InterMune’s pirfenidone approved in Europe for IPF

by | 4th Mar 2011 | News

InterMune is celebrating after getting the thumbs-up from regulators in Europe for its idiopathic pulmonary fibrosis treatment Esbriet.

InterMune is celebrating after getting the thumbs-up from regulators in Europe for its idiopathic pulmonary fibrosis treatment Esbriet.

Specifically, the European Commission has granted marketing authorisation for Esbriet (pirfenidone) for the treatment of mild to moderate IPF, a lung disease which affects more than 100,000 patients in Europe. InterMune plans to launch the drug “on timelines consistent with normal regulatory and reimbursement processes” in the various European nations of the EU, starting this year.

In connection with the approval, the company has committed to conduct a post-authorisation safety study to monitor adverse drug reactions in some 1,000 patients, plus a trial to determine the impact of the antibiotic ciprofloxacin on the pharmacokinetics and safety of Esbriet in 25 healthy subjects. Intermune will also implement a risk management plan.

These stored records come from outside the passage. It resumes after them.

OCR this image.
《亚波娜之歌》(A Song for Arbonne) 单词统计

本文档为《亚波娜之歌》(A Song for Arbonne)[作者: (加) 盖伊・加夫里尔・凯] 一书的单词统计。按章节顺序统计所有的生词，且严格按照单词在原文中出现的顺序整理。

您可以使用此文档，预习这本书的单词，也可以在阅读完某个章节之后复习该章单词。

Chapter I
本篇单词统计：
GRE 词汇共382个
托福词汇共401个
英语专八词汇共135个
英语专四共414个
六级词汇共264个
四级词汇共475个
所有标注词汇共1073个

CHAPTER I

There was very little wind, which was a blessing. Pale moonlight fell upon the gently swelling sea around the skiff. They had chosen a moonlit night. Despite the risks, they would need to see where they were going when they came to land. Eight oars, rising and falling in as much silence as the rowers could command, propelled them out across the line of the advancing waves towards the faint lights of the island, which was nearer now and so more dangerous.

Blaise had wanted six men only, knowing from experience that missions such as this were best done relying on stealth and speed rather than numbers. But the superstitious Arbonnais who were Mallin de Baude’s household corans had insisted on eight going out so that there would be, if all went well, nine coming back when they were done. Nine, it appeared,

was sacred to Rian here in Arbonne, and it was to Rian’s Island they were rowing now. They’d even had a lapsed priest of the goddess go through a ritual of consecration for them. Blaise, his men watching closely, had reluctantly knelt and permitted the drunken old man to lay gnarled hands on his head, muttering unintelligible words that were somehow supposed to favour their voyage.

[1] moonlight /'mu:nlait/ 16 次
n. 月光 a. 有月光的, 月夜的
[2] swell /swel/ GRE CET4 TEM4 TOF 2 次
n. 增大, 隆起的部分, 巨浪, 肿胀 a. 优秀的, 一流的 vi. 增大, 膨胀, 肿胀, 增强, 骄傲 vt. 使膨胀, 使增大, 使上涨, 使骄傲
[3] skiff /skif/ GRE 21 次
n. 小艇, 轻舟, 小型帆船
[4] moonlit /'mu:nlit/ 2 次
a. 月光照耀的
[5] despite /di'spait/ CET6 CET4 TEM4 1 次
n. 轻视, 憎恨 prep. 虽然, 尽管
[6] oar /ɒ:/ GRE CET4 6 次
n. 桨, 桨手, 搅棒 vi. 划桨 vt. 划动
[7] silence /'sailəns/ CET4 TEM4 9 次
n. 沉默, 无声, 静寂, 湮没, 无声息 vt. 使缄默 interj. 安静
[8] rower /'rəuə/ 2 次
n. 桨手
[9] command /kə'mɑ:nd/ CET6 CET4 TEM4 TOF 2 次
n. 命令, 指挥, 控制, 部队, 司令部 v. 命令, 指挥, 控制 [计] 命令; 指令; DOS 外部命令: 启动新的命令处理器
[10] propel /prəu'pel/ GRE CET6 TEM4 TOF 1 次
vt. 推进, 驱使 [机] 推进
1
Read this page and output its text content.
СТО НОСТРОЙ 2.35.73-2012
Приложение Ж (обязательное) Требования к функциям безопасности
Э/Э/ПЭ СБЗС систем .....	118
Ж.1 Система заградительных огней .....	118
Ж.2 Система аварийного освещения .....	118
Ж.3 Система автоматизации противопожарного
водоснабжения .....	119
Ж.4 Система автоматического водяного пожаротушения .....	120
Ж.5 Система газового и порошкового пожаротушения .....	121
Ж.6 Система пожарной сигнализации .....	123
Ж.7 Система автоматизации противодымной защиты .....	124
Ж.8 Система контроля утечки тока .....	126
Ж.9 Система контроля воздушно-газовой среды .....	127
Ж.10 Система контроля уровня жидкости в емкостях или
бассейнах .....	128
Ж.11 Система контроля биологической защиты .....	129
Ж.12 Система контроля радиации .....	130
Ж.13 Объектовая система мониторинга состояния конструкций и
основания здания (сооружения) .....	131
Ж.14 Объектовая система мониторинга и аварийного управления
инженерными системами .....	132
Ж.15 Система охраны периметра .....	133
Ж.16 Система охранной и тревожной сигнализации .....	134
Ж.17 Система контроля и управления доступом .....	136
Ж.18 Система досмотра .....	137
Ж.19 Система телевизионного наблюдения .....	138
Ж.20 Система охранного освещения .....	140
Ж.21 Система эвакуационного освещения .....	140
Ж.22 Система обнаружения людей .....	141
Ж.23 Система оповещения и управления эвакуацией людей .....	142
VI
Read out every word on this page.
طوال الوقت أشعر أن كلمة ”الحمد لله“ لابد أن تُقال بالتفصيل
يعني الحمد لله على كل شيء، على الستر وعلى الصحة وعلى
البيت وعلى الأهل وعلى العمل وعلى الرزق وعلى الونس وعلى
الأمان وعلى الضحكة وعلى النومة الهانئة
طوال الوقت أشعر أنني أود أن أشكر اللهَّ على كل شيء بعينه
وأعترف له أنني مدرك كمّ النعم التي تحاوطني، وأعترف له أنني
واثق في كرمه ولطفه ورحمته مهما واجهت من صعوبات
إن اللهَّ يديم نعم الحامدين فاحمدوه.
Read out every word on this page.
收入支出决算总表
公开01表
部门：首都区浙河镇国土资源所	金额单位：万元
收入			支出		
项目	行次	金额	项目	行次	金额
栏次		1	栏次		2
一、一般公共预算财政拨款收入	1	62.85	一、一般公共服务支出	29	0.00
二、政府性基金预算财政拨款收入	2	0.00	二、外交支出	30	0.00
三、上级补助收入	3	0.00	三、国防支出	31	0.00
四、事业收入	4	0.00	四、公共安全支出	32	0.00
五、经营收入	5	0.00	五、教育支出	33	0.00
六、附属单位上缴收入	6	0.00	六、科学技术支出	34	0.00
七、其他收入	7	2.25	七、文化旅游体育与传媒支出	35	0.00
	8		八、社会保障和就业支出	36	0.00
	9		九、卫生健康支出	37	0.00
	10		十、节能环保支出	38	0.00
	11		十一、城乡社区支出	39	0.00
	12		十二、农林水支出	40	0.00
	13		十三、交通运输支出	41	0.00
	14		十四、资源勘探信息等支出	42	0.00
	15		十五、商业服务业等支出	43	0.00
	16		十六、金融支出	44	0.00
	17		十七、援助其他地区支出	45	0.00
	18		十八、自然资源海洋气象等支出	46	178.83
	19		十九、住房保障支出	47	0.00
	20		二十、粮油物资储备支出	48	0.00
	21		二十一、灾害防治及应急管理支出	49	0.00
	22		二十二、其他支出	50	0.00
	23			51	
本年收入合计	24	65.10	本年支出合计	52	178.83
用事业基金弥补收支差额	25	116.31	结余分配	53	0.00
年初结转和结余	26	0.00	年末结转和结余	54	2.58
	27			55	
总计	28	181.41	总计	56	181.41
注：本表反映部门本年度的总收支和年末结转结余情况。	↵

The company quoted Roland du Bois of Imperial College, London, and co-chair of the Esbriet Phase III clinical programme, as saying that IPF has an estimated survival rate of only 20% after five years, “which makes it more lethal than many cancers, and yet no therapeutic interventions have been approved”. As such, the green light for Esbriet is “a landmark event”.

InterMune chief executive Dan Welch called the approval “an historic moment in the treatment of IPF patients…but also an exciting new chapter for our company as we now transition to become an international commercial organisation”.

Esbriet is already marketed in Japan as Pirespa by Shionogi but it has found the US approval pathway more rocky. In May last year, the Food and Drug Administration rejected pirfenidone despite its Pulmonary-Allergy Drugs Advisory Committee voting 9-3 to recommend approval two months earlier.